The week of January 9, 2022 is an important time in Virginia politics. On January 12, the General Assembly, with its new Republican majority, convenes for a long, two-month session and, on January 15, Virginia will inaugurate its 74th Governor, Glenn Youngkin.
To help Virginia’s philanthropic community understand and prepare for these political changes, the Virginia Funders Network (VFN) hosted its second annual Pre-General Assembly Legislative Briefing featuring two expert panelists: David Poole, Executive Director of the Virginia Public Access Project (VPAP) and Phil Hernandez, Senior Vice President for Policy and Advocacy with The Commonwealth Institute.
David discussed how high turnout of rural voters impacted and a red wave in every locality except one will impact the upcoming General Assembly session. The House of Delegates flipped from +5 Democratic control to +2 Republican control. With the next State Senate elections in 2023, Senate Democrats will continue to have a +1 majority, but have lost the tiebreaking vote with the new presiding officer, Republican Lt. Gov.-elect Winsome Sears. House Committee chairs have also dramatically shifted; prior to the election, 9 Democratic chairs were from Northern Virginia (a traditionally progressive region) and now all GOP chairs will be from downstate, many of them rural areas.

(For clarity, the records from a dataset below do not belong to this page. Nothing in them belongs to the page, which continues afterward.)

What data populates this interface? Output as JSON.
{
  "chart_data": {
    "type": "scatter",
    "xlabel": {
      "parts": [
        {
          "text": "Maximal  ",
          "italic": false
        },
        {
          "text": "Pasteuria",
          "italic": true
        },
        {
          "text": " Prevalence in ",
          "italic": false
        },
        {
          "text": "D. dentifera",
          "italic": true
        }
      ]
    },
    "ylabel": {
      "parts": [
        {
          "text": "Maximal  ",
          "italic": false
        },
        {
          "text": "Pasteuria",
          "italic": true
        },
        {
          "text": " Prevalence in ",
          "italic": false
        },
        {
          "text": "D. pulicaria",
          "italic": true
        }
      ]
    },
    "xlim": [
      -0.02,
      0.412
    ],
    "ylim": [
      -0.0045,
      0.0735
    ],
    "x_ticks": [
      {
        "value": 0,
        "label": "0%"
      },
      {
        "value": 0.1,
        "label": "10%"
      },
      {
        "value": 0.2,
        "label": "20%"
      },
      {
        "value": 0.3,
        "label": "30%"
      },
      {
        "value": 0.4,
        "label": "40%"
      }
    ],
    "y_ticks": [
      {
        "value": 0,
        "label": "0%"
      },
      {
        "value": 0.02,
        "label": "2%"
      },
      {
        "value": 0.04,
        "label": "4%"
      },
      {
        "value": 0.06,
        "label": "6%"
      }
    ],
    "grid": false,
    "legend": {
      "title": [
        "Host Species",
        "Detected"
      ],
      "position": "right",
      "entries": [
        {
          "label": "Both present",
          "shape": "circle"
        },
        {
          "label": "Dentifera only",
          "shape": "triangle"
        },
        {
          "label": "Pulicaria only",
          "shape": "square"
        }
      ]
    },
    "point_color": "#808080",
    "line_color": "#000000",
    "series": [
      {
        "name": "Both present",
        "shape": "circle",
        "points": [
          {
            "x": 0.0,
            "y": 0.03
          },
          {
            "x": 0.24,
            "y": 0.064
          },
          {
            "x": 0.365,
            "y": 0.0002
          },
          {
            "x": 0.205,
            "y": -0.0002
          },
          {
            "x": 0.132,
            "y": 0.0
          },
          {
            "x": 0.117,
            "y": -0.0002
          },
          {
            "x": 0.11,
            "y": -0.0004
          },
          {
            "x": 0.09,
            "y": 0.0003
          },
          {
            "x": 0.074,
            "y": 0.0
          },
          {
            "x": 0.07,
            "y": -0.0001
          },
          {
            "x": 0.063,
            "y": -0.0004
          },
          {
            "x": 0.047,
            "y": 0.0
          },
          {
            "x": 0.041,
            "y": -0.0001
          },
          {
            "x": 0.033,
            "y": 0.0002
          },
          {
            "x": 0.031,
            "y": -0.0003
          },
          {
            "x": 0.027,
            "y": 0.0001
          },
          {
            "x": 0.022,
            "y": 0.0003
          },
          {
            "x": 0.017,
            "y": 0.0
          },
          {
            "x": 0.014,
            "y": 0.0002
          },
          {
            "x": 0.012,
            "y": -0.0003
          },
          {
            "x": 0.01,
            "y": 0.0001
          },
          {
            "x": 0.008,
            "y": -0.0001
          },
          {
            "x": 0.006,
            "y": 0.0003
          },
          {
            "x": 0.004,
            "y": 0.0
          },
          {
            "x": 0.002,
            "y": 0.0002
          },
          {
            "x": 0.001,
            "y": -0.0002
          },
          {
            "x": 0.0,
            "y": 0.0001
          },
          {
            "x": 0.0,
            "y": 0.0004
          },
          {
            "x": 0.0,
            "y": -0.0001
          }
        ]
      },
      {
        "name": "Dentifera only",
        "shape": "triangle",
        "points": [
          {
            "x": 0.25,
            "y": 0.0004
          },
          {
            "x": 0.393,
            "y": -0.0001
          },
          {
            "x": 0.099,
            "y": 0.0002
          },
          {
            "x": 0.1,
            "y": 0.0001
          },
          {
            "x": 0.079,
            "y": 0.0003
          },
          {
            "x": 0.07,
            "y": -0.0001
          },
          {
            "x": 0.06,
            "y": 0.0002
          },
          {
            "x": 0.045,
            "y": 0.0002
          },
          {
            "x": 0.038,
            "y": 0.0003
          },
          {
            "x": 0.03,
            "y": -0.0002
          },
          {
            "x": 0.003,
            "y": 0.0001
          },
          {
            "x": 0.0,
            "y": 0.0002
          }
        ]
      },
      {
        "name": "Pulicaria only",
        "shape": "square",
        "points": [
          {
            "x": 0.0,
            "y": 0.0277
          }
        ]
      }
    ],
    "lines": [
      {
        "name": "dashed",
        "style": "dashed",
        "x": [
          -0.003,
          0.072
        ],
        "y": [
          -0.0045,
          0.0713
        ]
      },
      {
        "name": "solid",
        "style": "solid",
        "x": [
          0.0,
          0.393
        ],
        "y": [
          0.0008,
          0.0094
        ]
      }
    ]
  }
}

Phil discussed some of the overarching themes that may play out in the General Assembly as it convenes during the second year of the ongoing COVID pandemic. Gov. Northam’s last proposed budget includes more fiscal resources than originally anticipated due to Virginia’s strong recovery from the pandemic and available federal resources. Monies have been proposed for strengthening education (e.g., paying teachers more), health care (e.g., health coverage options), and tax reforms. Key defensive work is needed to protect some of the progressive legislative gains made in the past several years, including protecting Virginia’s minimum wage law. Key proactive work by TCI may include state funded health coverage options for kids regardless of immigration status, and expanding the earned-income tax credit (EITC).
Redistricting has added a confusing dimension to the political process this year. While the Virginia Supreme Court acted quickly to approve redrawn legislative maps, it is not clear yet how redistricting will affect policy decisions by individual legislators and parties. The implications of the pandemic on the session are also unclear; the expectation is that the 2022 General Assembly session will be fully in person with fewer opportunities for remote participation.
A lot of policy happens at state and local levels, so the role of citizens and advocates to be informed and engaged is as important as ever, especially during this year of change in Virginia. Funders can support policy and advocacy organizations at all levels and support storytelling and local journalism. For a comprehensive list of advocacy organizations in Virginia, you can refer to VFN’s publication, “The Power and Potential of Policy and Advocacy,” which we released earlier this fall.